Mi amigo el dragón

Crítica de Juan Pablo Cinelli - Página 12

Bajo el signo de la fantasía Spielberg.

Adaptación del film homónimo de 1977, la nueva versión combina acción en vivo con animación tradicional, representa una apuesta artística de riesgo y se propone como una fábula tradicional, que toma sensible distancia del vértigo vacuo del cine industrial actual.
En el film de David Lowry se cuenta la historia de amistad entre un chico y un dragón verde.

Cada tanto el cine ofrece algún prodigio inesperado, que llega sin la parafernalia del marketing invasivo de los grandes tanques de Hollywood. Mi amigo el dragón, de David Lowery, es uno de esos raros milagros. Es cierto que se trata de una película producida por Disney, uno de los emporios más grandes del mundo del cine –sino el más grande–, que en su trama reúne muchos de los elementos que forman parte del imaginario sobre el que dichos estudios edificaron su identidad artística, hasta convertirla en marca registrada. Sin embargo, está lejos de ser una de ésas en las que se invierten millones para instalarla en el mercado muchos meses antes de su estreno, como ocurre con las animadas o las de superhéroes, por hablar de otros productos de la misma empresa. Eso no significa que no se trate de una apuesta importante, pero seguro que nadie estaba esperando su estreno contando los días con ansiedad.

Más allá de eso, Mi amigo el dragón representa sobre todo una apuesta artística de riesgo, en tanto algunas de sus características la vuelven un producto anacrónico. Se trata de hecho de una fábula de forma y tono tradicional, que toma sensible distancia de la velocidad y el vértigo que definen al cine industrial moderno. Gran parte de ese carácter parece ser un legado de su origen como adaptación de un film homónimo que el mismo estudio lanzó en 1977, en la que se combinaban la acción en vivo con animación tradicional y que incluía a Mickey Rooney en el reparto. Un típico musical Disney con una banda sonora emotiva y eficaz, que mereció dos nominaciones a los Oscar, incluyendo una para la canción “Candle on the Water”, interpretada por la actriz australiana Helen Reddy (la película completa o sus fragmentos musicales se pueden ver en YouTube).

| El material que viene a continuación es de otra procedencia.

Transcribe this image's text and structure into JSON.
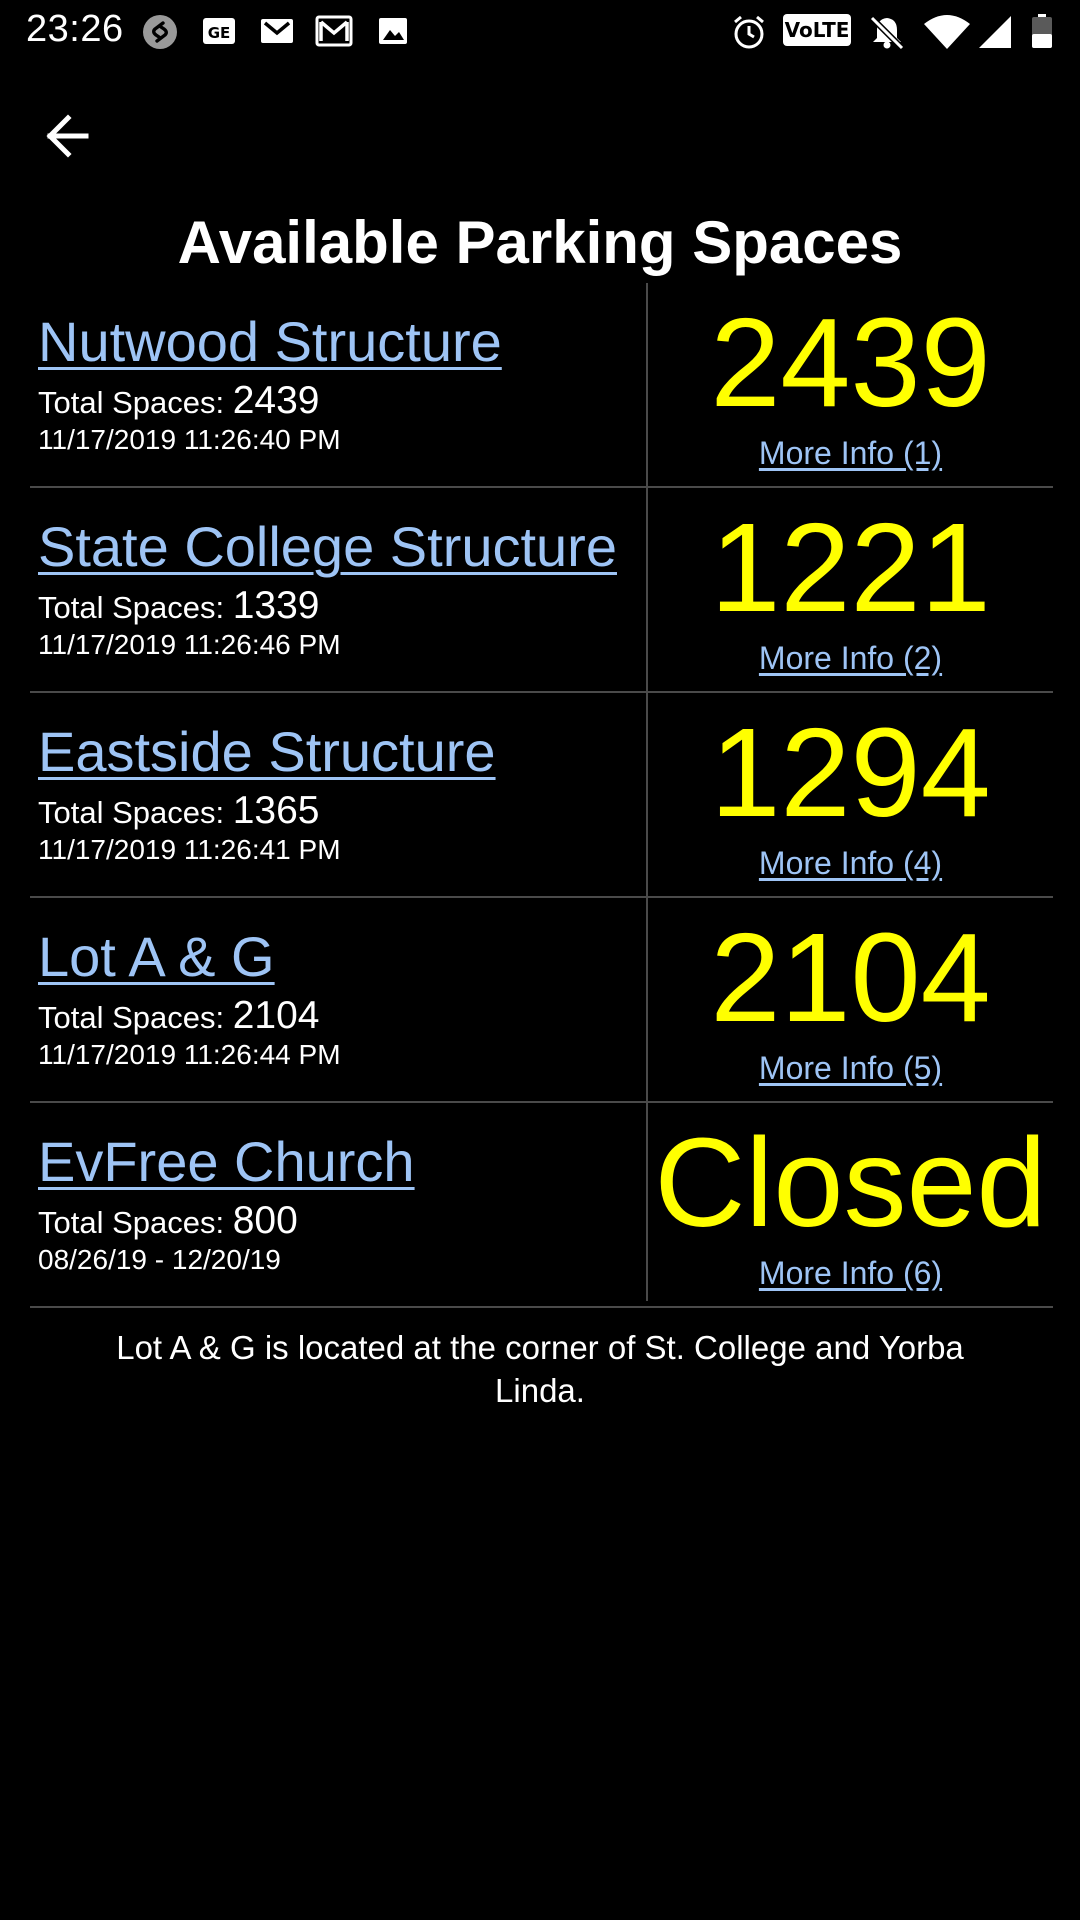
{
  "status_bar": {
    "time": "23:26",
    "network_badge": "VoLTE",
    "left_icons": [
      "shazam-icon",
      "ge-news-icon",
      "gmail-icon",
      "gmail-outline-icon",
      "gallery-icon"
    ],
    "right_icons": [
      "alarm-icon",
      "volte-icon",
      "notifications-off-icon",
      "wifi-icon",
      "signal-icon",
      "battery-icon"
    ]
  },
  "header": {
    "back_icon": "arrow-left-icon",
    "title": "Available Parking Spaces"
  },
  "colors": {
    "background": "#000000",
    "link": "#9ec4f5",
    "available_count": "#ffff00",
    "divider": "#4a4a4a"
  },
  "lots": [
    {
      "name": "Nutwood Structure",
      "total_label": "Total Spaces:",
      "total": "2439",
      "updated": "11/17/2019 11:26:40 PM",
      "available": "2439",
      "more_info": "More Info (1)"
    },
    {
      "name": "State College Structure",
      "total_label": "Total Spaces:",
      "total": "1339",
      "updated": "11/17/2019 11:26:46 PM",
      "available": "1221",
      "more_info": "More Info (2)"
    },
    {
      "name": "Eastside Structure",
      "total_label": "Total Spaces:",
      "total": "1365",
      "updated": "11/17/2019 11:26:41 PM",
      "available": "1294",
      "more_info": "More Info (4)"
    },
    {
      "name": "Lot A & G",
      "total_label": "Total Spaces:",
      "total": "2104",
      "updated": "11/17/2019 11:26:44 PM",
      "available": "2104",
      "more_info": "More Info (5)"
    },
    {
      "name": "EvFree Church",
      "total_label": "Total Spaces:",
      "total": "800",
      "updated": "08/26/19 - 12/20/19",
      "available": "Closed",
      "more_info": "More Info (6)"
    }
  ],
  "footnote": "Lot A & G is located at the corner of St. College and Yorba Linda."
}
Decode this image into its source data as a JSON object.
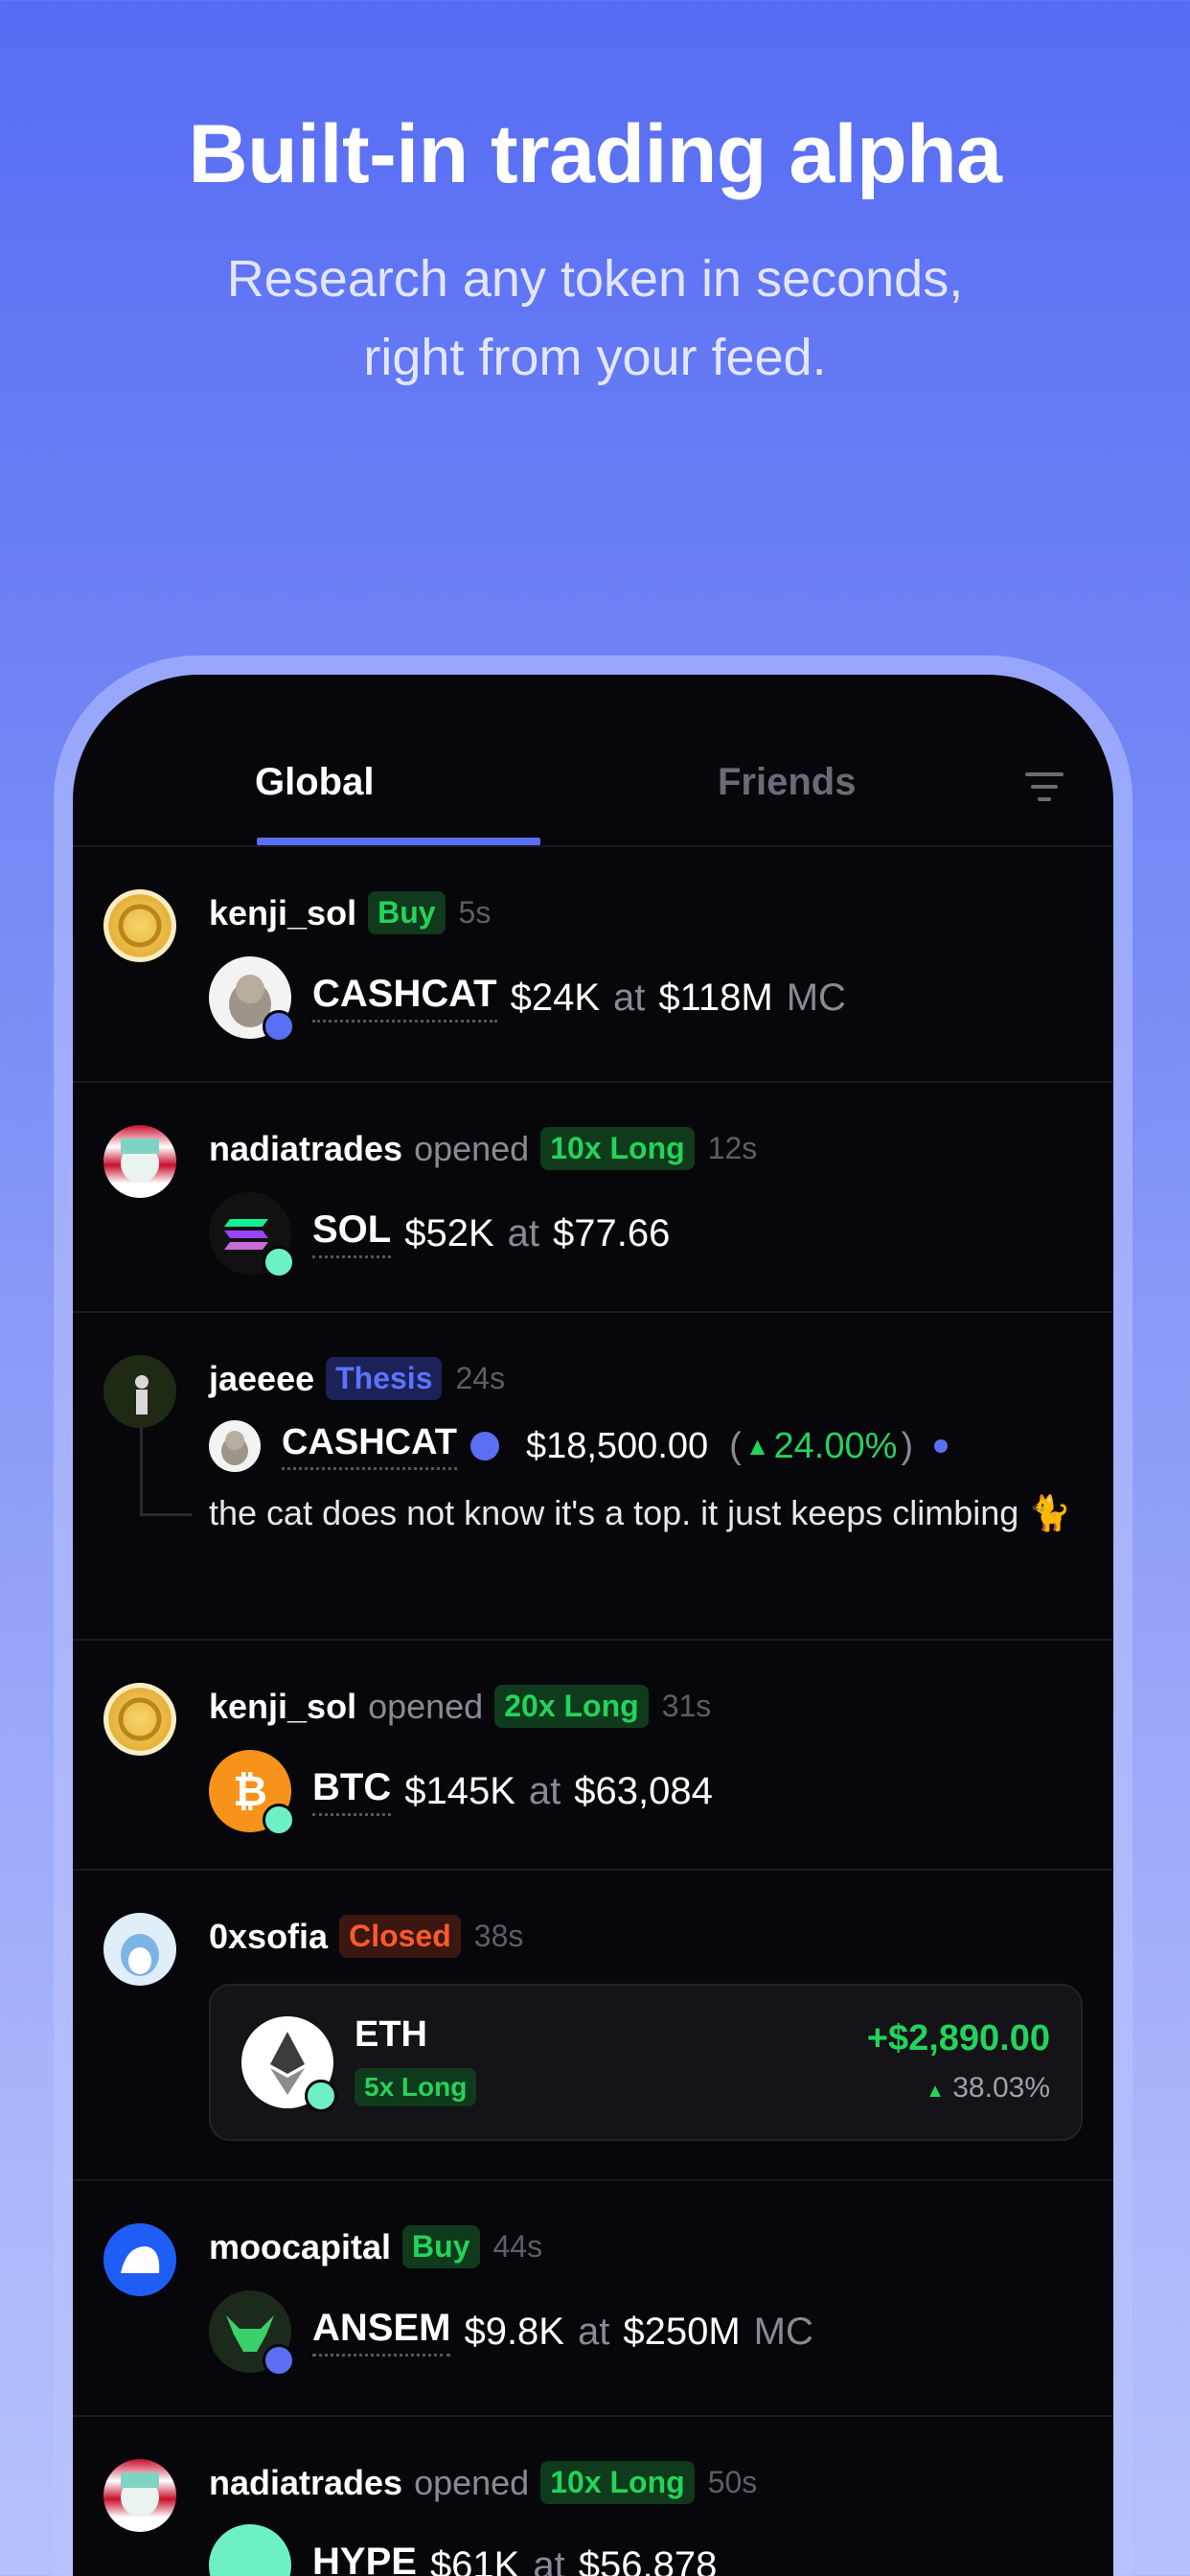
{
  "hero": {
    "title": "Built-in trading alpha",
    "subtitle_line1": "Research any token in seconds,",
    "subtitle_line2": "right from your feed."
  },
  "tabs": {
    "global": "Global",
    "friends": "Friends",
    "active": "Global"
  },
  "colors": {
    "accent": "#5a6ff2",
    "buy_green": "#24d35b",
    "closed_red": "#ff5a2b",
    "thesis_blue": "#5d73ff",
    "screen_bg": "#07070b"
  },
  "feed": [
    {
      "user": "kenji_sol",
      "verb": "",
      "badge": "Buy",
      "time": "5s",
      "ticker": "CASHCAT",
      "amount": "$24K",
      "at": "at",
      "price": "$118M",
      "suffix": "MC"
    },
    {
      "user": "nadiatrades",
      "verb": "opened",
      "badge": "10x Long",
      "time": "12s",
      "ticker": "SOL",
      "amount": "$52K",
      "at": "at",
      "price": "$77.66"
    },
    {
      "user": "jaeeee",
      "badge": "Thesis",
      "time": "24s",
      "ticker": "CASHCAT",
      "price": "$18,500.00",
      "change_open": "(",
      "change_arrow": "▲",
      "change": "24.00%",
      "change_close": ")",
      "text": "the cat does not know it's a top. it just keeps climbing 🐈"
    },
    {
      "user": "kenji_sol",
      "verb": "opened",
      "badge": "20x Long",
      "time": "31s",
      "ticker": "BTC",
      "amount": "$145K",
      "at": "at",
      "price": "$63,084"
    },
    {
      "user": "0xsofia",
      "badge": "Closed",
      "time": "38s",
      "ticker": "ETH",
      "position": "5x Long",
      "pnl": "+$2,890.00",
      "pnl_arrow": "▲",
      "pnl_pct": "38.03%"
    },
    {
      "user": "moocapital",
      "badge": "Buy",
      "time": "44s",
      "ticker": "ANSEM",
      "amount": "$9.8K",
      "at": "at",
      "price": "$250M",
      "suffix": "MC"
    },
    {
      "user": "nadiatrades",
      "verb": "opened",
      "badge": "10x Long",
      "time": "50s",
      "ticker": "HYPE",
      "amount": "$61K",
      "at": "at",
      "price": "$56,878"
    }
  ]
}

En ambos casos se cuenta la historia de la amistad entre un chico y un dragón verde, aunque con diferencias notorias en los detalles. En la original, ambientada a finales del siglo XIX, un huerfanito que había sido comprado como esclavo por una familia adinerada se escapa junto a un dragón que es su mejor amigo, en busca de un destino más grato. En cambio en ésta el nene pierde a sus padres en un accidente de autos cuando se iban de vacaciones y se extravía en el bosque, donde es salvado de los lobos por un dragón que habita ahí. Anclada en los 80, la nueva versión parece sumarse a una espontánea ola de homenajes a aquella época, cuyo pico acaba de marcar la exitosa serie de televisión Stranger Things. En ese detalle, en la decisión de ubicar la narración en esos años que para el cine, y sobre todo para el cine de adolescentes y niños, representan una estética particular y reconocible, también hay una explicación para el mentado anacronismo.

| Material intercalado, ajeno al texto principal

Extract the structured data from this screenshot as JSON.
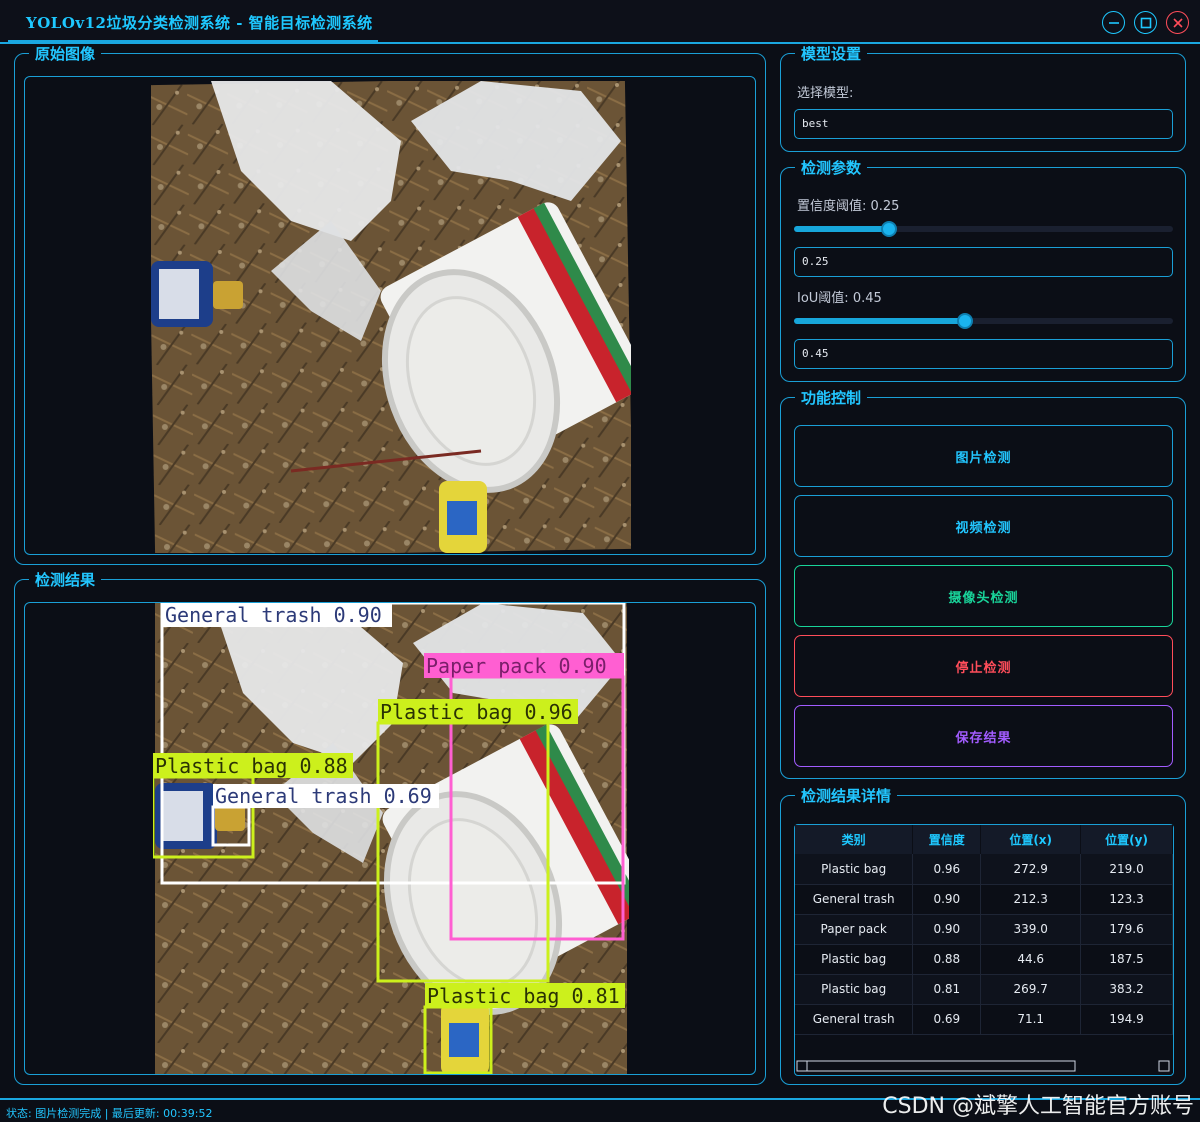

Porque Lowery, también guionista, no se priva de tejer una red de referencias y homenajes al cine de los 80, aunque no tan amplia como la de la mencionada serie, que por momentos parece un muestrario de películas de la época. Sin ir más lejos, la propia criatura se asemeja menos a la del film original, cuyo diseño respondía al del clásico dragón-reptil, que al famoso Fujur, el dragón-perro de La historia sin fin (Wolfgang Petersen, 1984), con el que guarda inocultables analogías morfológicas y de conducta. Y hasta los efectos especiales, sobre todo los elegidos para mostrar los vuelos del monstruo sobre el bosque, por momentos lucen algo retro.

Por ese mismo carril Mi amigo el dragón también comparte muchos elementos con la reciente El buen amigo gigante, de Steven Spielberg, en donde otra huérfana traba amistad con el personaje del título durante esa misma década. Pero en realidad toda la película de Lowery se encuentra atravesada por el espíritu spielbergiano. Si la sola idea de la amistad entre un niño y una criatura fantástica, y el modo en que esta es resuelta por el director, resulta inevitablemente cercana a E. T. (1982), lo mismo puede decirse del personaje encarnado por Robert Redford. Como un encantador Peter Pan arrugado, su papel es el de un abuelo que es el único adulto de la historia que se permite mantener viva dentro de sí la magia de la infancia. “Si van por la vida viendo sólo lo que tienen delante se perderán un montón de cosas”, le dice el abuelito Redford a un grupo de nenes luego de contarles por enésima vez la increíble historia de un dragón que, él insiste, vive en el bosque cercano al pueblo, aunque nadie le cree. Nadie salvo los chicos, claro, último reservorio de pureza en el que la fantasía sobrevive.